Teddy Katz

**Name of the Vulnerable Software and Affected Versions** GitHub Enterprise Server versions 2.4.21 through 2.20.23 GitHub Enterprise Server versions 2.21.0 through 2.21.14 GitHub Enterprise Server versions 2.22.0 through 2.22.6 GitHub Enterprise Server versions 3.0.0 **Description** An improper access control issue was identified in GitHub Enterprise Server, allowing authenticated users to gain write access to unauthorized repositories via specifically crafted pull requests and REST API requests. To exploit this, an attacker would need to be able to fork the targeted repository, a setting that is disabled by default for organization-owned private repositories. Branch protections, such as required pull request reviews or status checks, would prevent unauthorized commits from being merged without further review or validation. **Recommendations** For GitHub Enterprise Server versions 2.4.21 through 2.20.23, update to version 2.20.24. For GitHub Enterprise Server versions 2.21.0 through 2.21.14, update to version 2.21.15. For GitHub Enterprise Server versions 2.22.0 through 2.22.6, update to version 2.22.7. For GitHub Enterprise Server versions 3.0.0, update to version 3.0.1.

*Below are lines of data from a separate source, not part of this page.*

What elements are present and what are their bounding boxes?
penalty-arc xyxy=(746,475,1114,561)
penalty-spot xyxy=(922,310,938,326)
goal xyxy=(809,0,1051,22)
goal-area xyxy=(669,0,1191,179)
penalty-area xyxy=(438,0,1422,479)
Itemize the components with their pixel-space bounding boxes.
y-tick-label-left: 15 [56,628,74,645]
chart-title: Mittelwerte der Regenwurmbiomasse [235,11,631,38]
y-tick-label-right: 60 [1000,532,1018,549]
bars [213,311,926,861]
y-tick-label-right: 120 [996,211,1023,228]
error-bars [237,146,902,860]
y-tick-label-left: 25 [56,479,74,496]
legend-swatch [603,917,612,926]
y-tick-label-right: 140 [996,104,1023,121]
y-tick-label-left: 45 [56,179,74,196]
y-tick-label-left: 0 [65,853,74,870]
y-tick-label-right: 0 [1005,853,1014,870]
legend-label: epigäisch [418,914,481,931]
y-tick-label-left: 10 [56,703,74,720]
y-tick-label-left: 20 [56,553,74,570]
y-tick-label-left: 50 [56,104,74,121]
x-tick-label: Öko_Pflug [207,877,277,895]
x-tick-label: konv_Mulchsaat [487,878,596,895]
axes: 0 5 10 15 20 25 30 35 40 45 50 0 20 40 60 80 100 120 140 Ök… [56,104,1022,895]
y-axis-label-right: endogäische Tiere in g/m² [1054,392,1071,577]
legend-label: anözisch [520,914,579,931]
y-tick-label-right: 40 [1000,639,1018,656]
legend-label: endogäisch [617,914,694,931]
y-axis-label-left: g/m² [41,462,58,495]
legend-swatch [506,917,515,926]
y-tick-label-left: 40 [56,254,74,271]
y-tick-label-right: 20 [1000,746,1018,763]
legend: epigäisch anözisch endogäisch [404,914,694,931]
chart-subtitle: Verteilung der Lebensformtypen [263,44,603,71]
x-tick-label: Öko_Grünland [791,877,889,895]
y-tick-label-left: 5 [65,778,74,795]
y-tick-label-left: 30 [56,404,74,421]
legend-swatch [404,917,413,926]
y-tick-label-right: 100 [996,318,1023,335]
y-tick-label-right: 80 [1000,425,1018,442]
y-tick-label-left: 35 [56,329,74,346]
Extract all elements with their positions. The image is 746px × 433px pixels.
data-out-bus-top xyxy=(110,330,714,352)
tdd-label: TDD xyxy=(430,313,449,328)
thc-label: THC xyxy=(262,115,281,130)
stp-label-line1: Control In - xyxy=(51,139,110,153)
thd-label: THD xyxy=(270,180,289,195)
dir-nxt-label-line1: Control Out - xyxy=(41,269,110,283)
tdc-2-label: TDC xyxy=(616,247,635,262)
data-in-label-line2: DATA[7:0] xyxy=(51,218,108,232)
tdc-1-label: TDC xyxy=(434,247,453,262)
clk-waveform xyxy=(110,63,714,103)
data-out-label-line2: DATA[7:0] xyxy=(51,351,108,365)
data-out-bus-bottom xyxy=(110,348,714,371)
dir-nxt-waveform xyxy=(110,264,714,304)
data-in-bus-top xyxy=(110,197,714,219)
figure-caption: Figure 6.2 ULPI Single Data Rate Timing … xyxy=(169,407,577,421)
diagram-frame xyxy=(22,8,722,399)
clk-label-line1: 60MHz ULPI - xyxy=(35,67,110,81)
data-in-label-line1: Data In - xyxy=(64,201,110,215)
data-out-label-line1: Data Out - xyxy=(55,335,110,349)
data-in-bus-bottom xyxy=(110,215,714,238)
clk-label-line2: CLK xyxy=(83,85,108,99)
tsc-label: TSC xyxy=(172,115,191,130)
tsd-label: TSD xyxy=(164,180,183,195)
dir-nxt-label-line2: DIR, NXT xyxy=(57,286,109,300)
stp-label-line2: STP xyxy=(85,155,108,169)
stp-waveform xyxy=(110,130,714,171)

**Name of the Vulnerable Software and Affected Versions** GitHub Enterprise Server versions 3.0.0, 3.0.0.rc2, and 3.0.0.rc1 **Description** An improper access control issue was identified that allowed an authenticated user with the ability to fork a repository to disclose Actions secrets for the parent repository of the fork. This issue existed due to a flaw that allowed the base reference of a pull request to be updated to point to an arbitrary SHA or another pull request outside of the fork repository. By establishing this incorrect reference in a PR, the restrictions that limit the Actions secrets sent a workflow from forks could be bypassed. **Recommendations** For GitHub Enterprise Server version 3.0.0, update to a version that includes the fix for this issue. For GitHub Enterprise Server version 3.0.0.rc2, update to a version that includes the fix for this issue. For GitHub Enterprise Server version 3.0.0.rc1, update to a version that includes the fix for this issue. As a temporary workaround, consider restricting the ability to fork repositories and update the base reference of pull requests to minimize the risk of exploitation.

**Name of the Vulnerable Software and Affected Versions** GitHub Enterprise Server versions 2.12.22 through 2.20.23 GitHub Enterprise Server versions 2.21.0 through 2.21.14 GitHub Enterprise Server versions 2.22.0 through 2.22.6 GitHub Enterprise Server versions 3.0.0 **Description** An improper access control issue was identified in the GitHub Enterprise Server GraphQL API, allowing authenticated users to modify the maintainer collaboration permission of a pull request without proper authorization. This could enable an attacker to gain access to head branches of pull requests opened on repositories of which they are a maintainer. However, forking is disabled by default for organization-owned private repositories, which would prevent this issue. Additionally, branch protections such as required pull request reviews or status checks would prevent unauthorized commits from being merged without further review or validation. **Recommendations** For GitHub Enterprise Server versions 2.12.22 through 2.20.23, update to version 2.20.24 or later. For GitHub Enterprise Server versions 2.21.0 through 2.21.14, update to version 2.21.15 or later. For GitHub Enterprise Server versions 2.22.0 through 2.22.6, update to version 2.22.7 or later. For GitHub Enterprise Server versions 3.0.0, update to version 3.0.1 or later.